Protest mediów. 80 parlamentarzystów pisze do Komisji Europejskiej
Kilkudziesięciu europosłów PE napisało list do KE w sprawie niszczenia mediów - informuje PAP. Autorzy listu krytykują w nim m.in. plan wprowadzenia podatku od reklam w Polsce.
Pismo skierowane jest do odpowiedzialnej za praworządność wiceprzewodniczącej Komisji Europejskiej Very Jourovej oraz do komisarza do spraw rynku wewnętrznego Thierry'ego Bretona.

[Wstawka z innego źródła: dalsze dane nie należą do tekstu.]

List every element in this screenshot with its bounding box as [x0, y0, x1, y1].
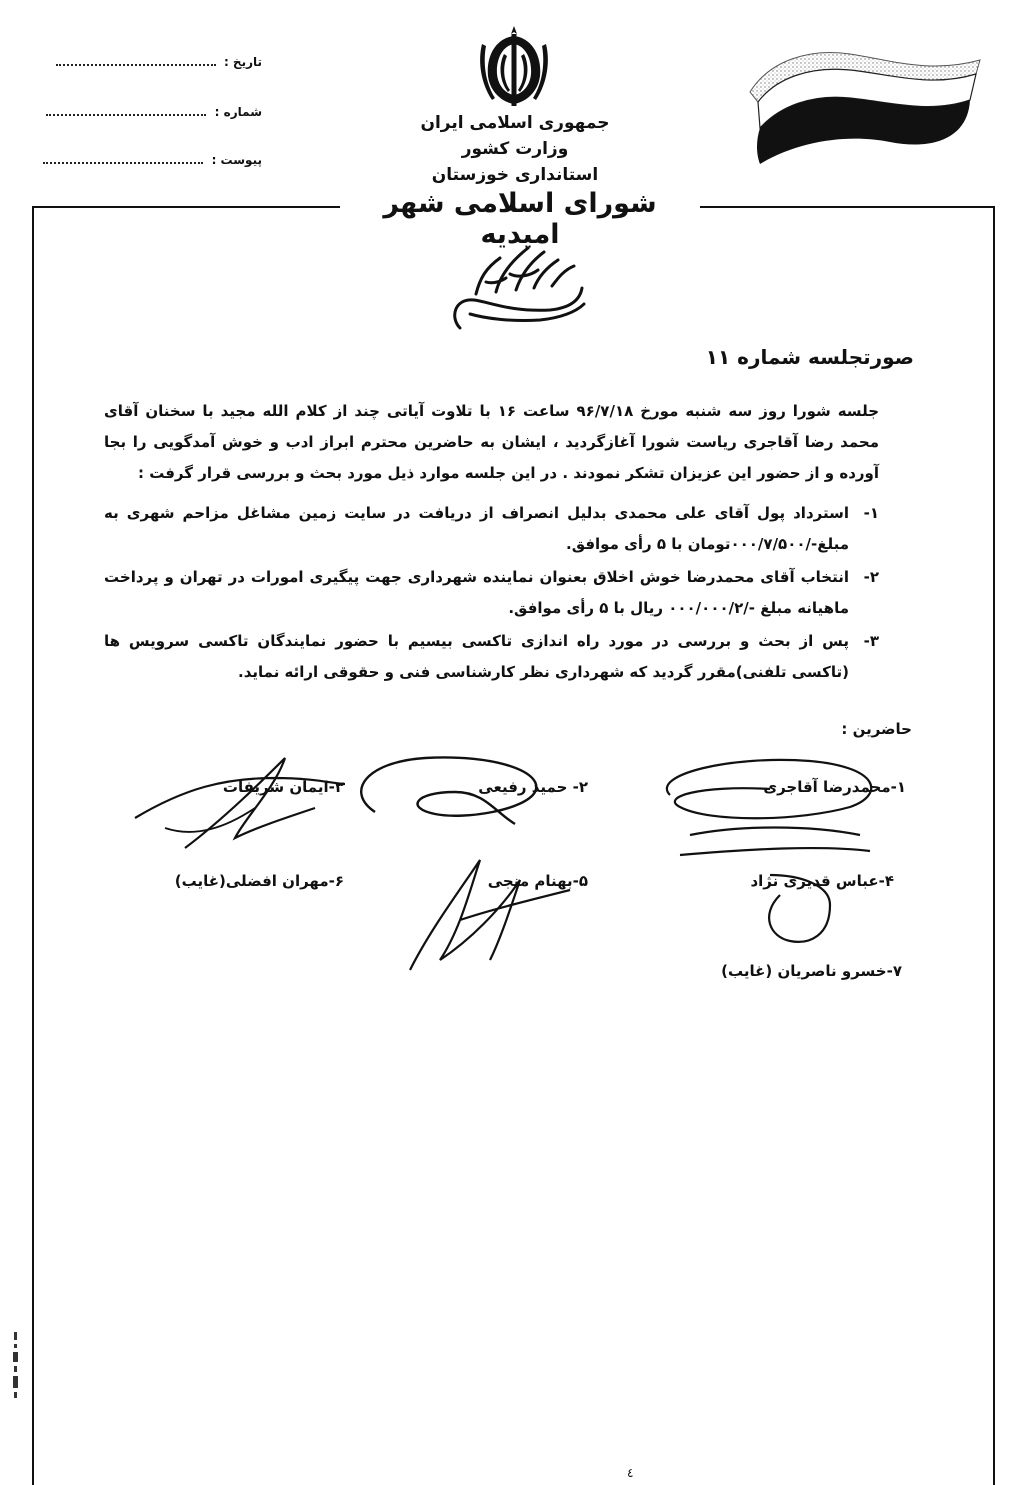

Pod listem podpisali się europosłowie frakcji Odnowić Europę, Europejskiej Partii Ludowej, socjalistów i Zielonych. Wśród nich znajdują się też europarlamentarzyści z Polski: Andrzej Halicki (PO), Magdalena Adamowicz (PO), Elżbieta Łukacijewska (PO), Róża Thun (PO), Tomasz Frankowski (PO), Robert Biedroń (Wiosna) i Sylwia Spurek (Zieloni). List, datowany na 12 lutego, opublikowała na Twitterze europosłanka Laurence Farreng z liberalnej grupy "Odnowić Europę". Został on skierowany do wiceszefowej KE Very Jourovej i komisarza ds. rynku wewnętrznego Thierry'ego Bretona.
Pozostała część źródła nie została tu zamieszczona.